Thursday, October 28, 2010


For whoever happens to be tuning in and hasn’t read the previous post, coming up is a telling of my adventures on our (our being the five other girls I was traveling with) trip to Delhi, Agra, and Varanasi. You've tuned in just in time to catch my tales of an Indian bus ride (sleeping train, to be exact) and my exploits in Varanasi. 

Choo choo train....So I realized that I've never been on a train before. Ok sure, I have been on that MetroRail thing that takes you from Disney park to the parking lot--but I'm pretty sure that doesn't count. So I had my very first train experience here in India. The train stations here are insanely busy; a perfect manifestation of how overpopulated this country is. (Oh jeez, I ended a sentence with a verb--English majors, look away!) So after weaseling our way around the station and finally arriving at Platform 9 (we stood between 9 and 10, unfortunately I couldn't find a magical wall to run through to get us to 9 3/4's but I'm pretty sure the Hogwarts Express doesn't stop in Delhi). Once we arrive at the platform, we wait. We were about an hour early so by the time 6pm rolls around we're ready to get moving. But of course the train is late. 2 hours late to be exact. Luckily enough, we meet a nice Indian family while waiting that help us find the right car when the train arrives. Mind you there's no announcement that the train is the right train and it seems impossible that we could have found the train car on our own. Our ticket said 1st class A/C but it turned out that the train wasn't equipped with such luxury so we were really in 2nd class A/C. 

The beds in this train were 6 to a section which means that two are parallel with a space between them, one perpendicular, and they're all topped off with another layer of beds (bunks). The problem is that the beds that are perpendicular are directly bordering the aisle, as in the general aisle that everyone uses to make their way around the train. We very unluckily ended up with six of these kind of beds. Did I mention these beds are also much thinner? I don't want to relive the experience in detail but let's just say I realized in the daylight that the toilet emptied out right onto the train tracks, there was a mouse or two meandering the train cabin, and I had a rough night mostly because there was no curtain to cover my bed so I slept on top of my bed with my knees nearing the aisle...and constantly being bumped by those selling things or going to the bathroom. Oh, and the windows were terribly useless. One of the reasons we decided to take a train was so that we could see the scenery of the countryside....but all I could see was yellow through the "window." I did manage the shape of camel at one point and I must say that was very exciting. The train went at snails pace and seemed to stop constantly so we arrived to the station in Varanasi four hours late. Alas. 

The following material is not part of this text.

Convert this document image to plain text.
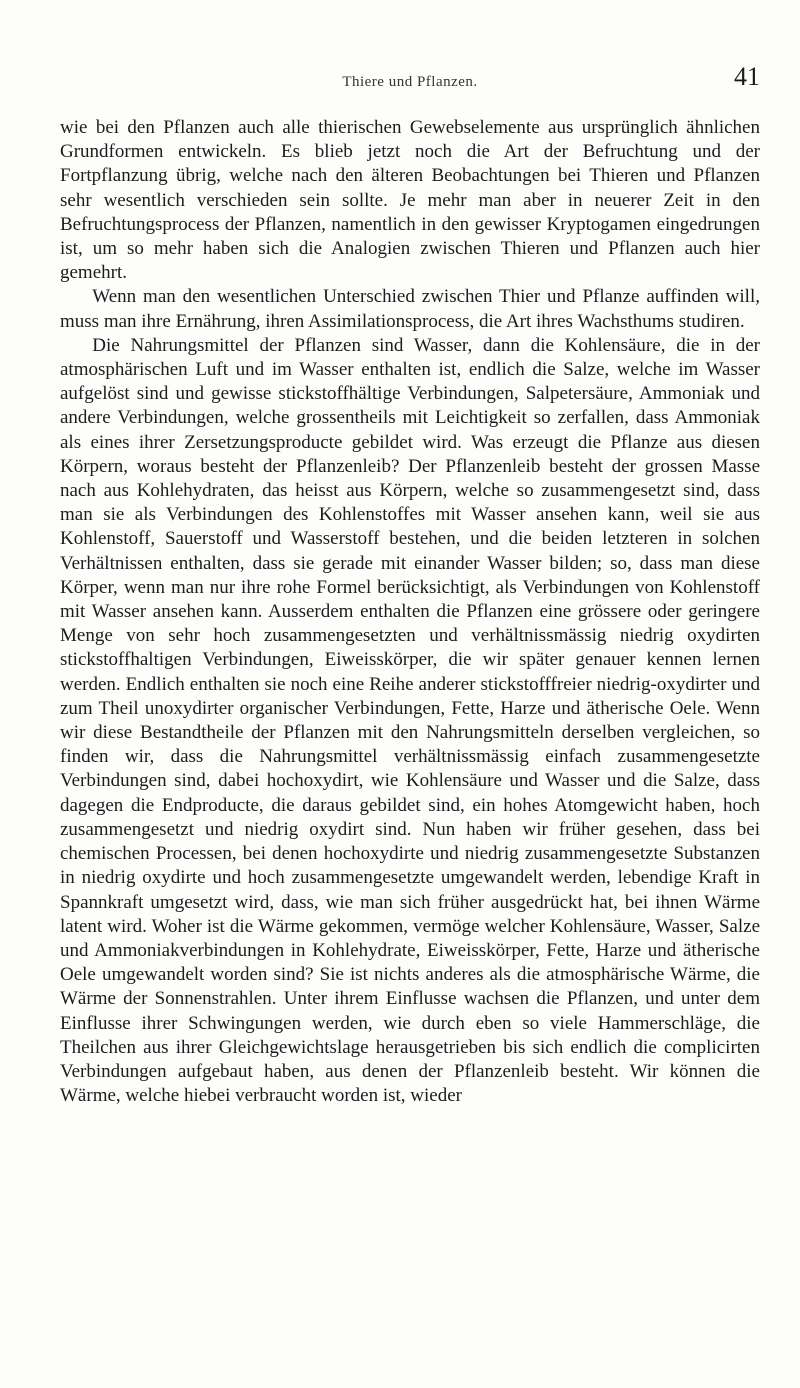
Thiere und Pflanzen.	41

wie bei den Pflanzen auch alle thierischen Gewebselemente aus ursprünglich ähnlichen Grundformen entwickeln. Es blieb jetzt noch die Art der Befruchtung und der Fortpflanzung übrig, welche nach den älteren Beobachtungen bei Thieren und Pflanzen sehr wesentlich verschieden sein sollte. Je mehr man aber in neuerer Zeit in den Befruchtungsprocess der Pflanzen, namentlich in den gewisser Kryptogamen eingedrungen ist, um so mehr haben sich die Analogien zwischen Thieren und Pflanzen auch hier gemehrt.

Wenn man den wesentlichen Unterschied zwischen Thier und Pflanze auffinden will, muss man ihre Ernährung, ihren Assimilationsprocess, die Art ihres Wachsthums studiren.

Die Nahrungsmittel der Pflanzen sind Wasser, dann die Kohlensäure, die in der atmosphärischen Luft und im Wasser enthalten ist, endlich die Salze, welche im Wasser aufgelöst sind und gewisse stickstoffhältige Verbindungen, Salpetersäure, Ammoniak und andere Verbindungen, welche grossentheils mit Leichtigkeit so zerfallen, dass Ammoniak als eines ihrer Zersetzungsproducte gebildet wird. Was erzeugt die Pflanze aus diesen Körpern, woraus besteht der Pflanzenleib? Der Pflanzenleib besteht der grossen Masse nach aus Kohlehydraten, das heisst aus Körpern, welche so zusammengesetzt sind, dass man sie als Verbindungen des Kohlenstoffes mit Wasser ansehen kann, weil sie aus Kohlenstoff, Sauerstoff und Wasserstoff bestehen, und die beiden letzteren in solchen Verhältnissen enthalten, dass sie gerade mit einander Wasser bilden; so, dass man diese Körper, wenn man nur ihre rohe Formel berücksichtigt, als Verbindungen von Kohlenstoff mit Wasser ansehen kann. Ausserdem enthalten die Pflanzen eine grössere oder geringere Menge von sehr hoch zusammengesetzten und verhältnissmässig niedrig oxydirten stickstoffhaltigen Verbindungen, Eiweisskörper, die wir später genauer kennen lernen werden. Endlich enthalten sie noch eine Reihe anderer stickstofffreier niedrig-oxydirter und zum Theil unoxydirter organischer Verbindungen, Fette, Harze und ätherische Oele. Wenn wir diese Bestandtheile der Pflanzen mit den Nahrungsmitteln derselben vergleichen, so finden wir, dass die Nahrungsmittel verhältnissmässig einfach zusammengesetzte Verbindungen sind, dabei hochoxydirt, wie Kohlensäure und Wasser und die Salze, dass dagegen die Endproducte, die daraus gebildet sind, ein hohes Atomgewicht haben, hoch zusammengesetzt und niedrig oxydirt sind. Nun haben wir früher gesehen, dass bei chemischen Processen, bei denen hochoxydirte und niedrig zusammengesetzte Substanzen in niedrig oxydirte und hoch zusammengesetzte umgewandelt werden, lebendige Kraft in Spannkraft umgesetzt wird, dass, wie man sich früher ausgedrückt hat, bei ihnen Wärme latent wird. Woher ist die Wärme gekommen, vermöge welcher Kohlensäure, Wasser, Salze und Ammoniakverbindungen in Kohlehydrate, Eiweisskörper, Fette, Harze und ätherische Oele umgewandelt worden sind? Sie ist nichts anderes als die atmosphärische Wärme, die Wärme der Sonnenstrahlen. Unter ihrem Einflusse wachsen die Pflanzen, und unter dem Einflusse ihrer Schwingungen werden, wie durch eben so viele Hammerschläge, die Theilchen aus ihrer Gleichgewichtslage herausgetrieben bis sich endlich die complicirten Verbindungen aufgebaut haben, aus denen der Pflanzenleib besteht. Wir können die Wärme, welche hiebei verbraucht worden ist, wieder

Our time in Varanasi was very interesting, to say the least. We took two boat rides (not a motorboat) on the revered Ganges River--one at night and one the next morning to see the sunrise over the Ganges. It was a much wider river than I had imagined and, at sunrise, it was extremely crowded with people bathing in it at every possible area on the river's edge. 
People immersing themselves in the Ganges
We also paid a visit to the Crematory (via our boat on the river), which I found fascinating. Everyone is cremated here and there ashes are then sprinkled into the river. This process allows their remains to be "purified," so only those who are already pure are not cremated. In this category are kids younger than 10, pregnant women (because they're housing such children), and holy men (monks). These parties are tied to a large rock and sink to the bottom of the Ganges. There is a particular set of families that attend to the crematorium, and only these families are authorized to do so. The men of the families of the deceased come to watch the cremation (the body is wrapped up in foil, we saw one sitting on a set of stairs near the eternally-burning fires), but the women of the family are not allowed to attend as they are clearly too fragile to witness such things. 

I'll put up some more pictures on Sunday night (my time) but now I must rush to my Hindi quiz and then to Mumbai for the weekend- it'll be our second field trip there. Have a great weekend!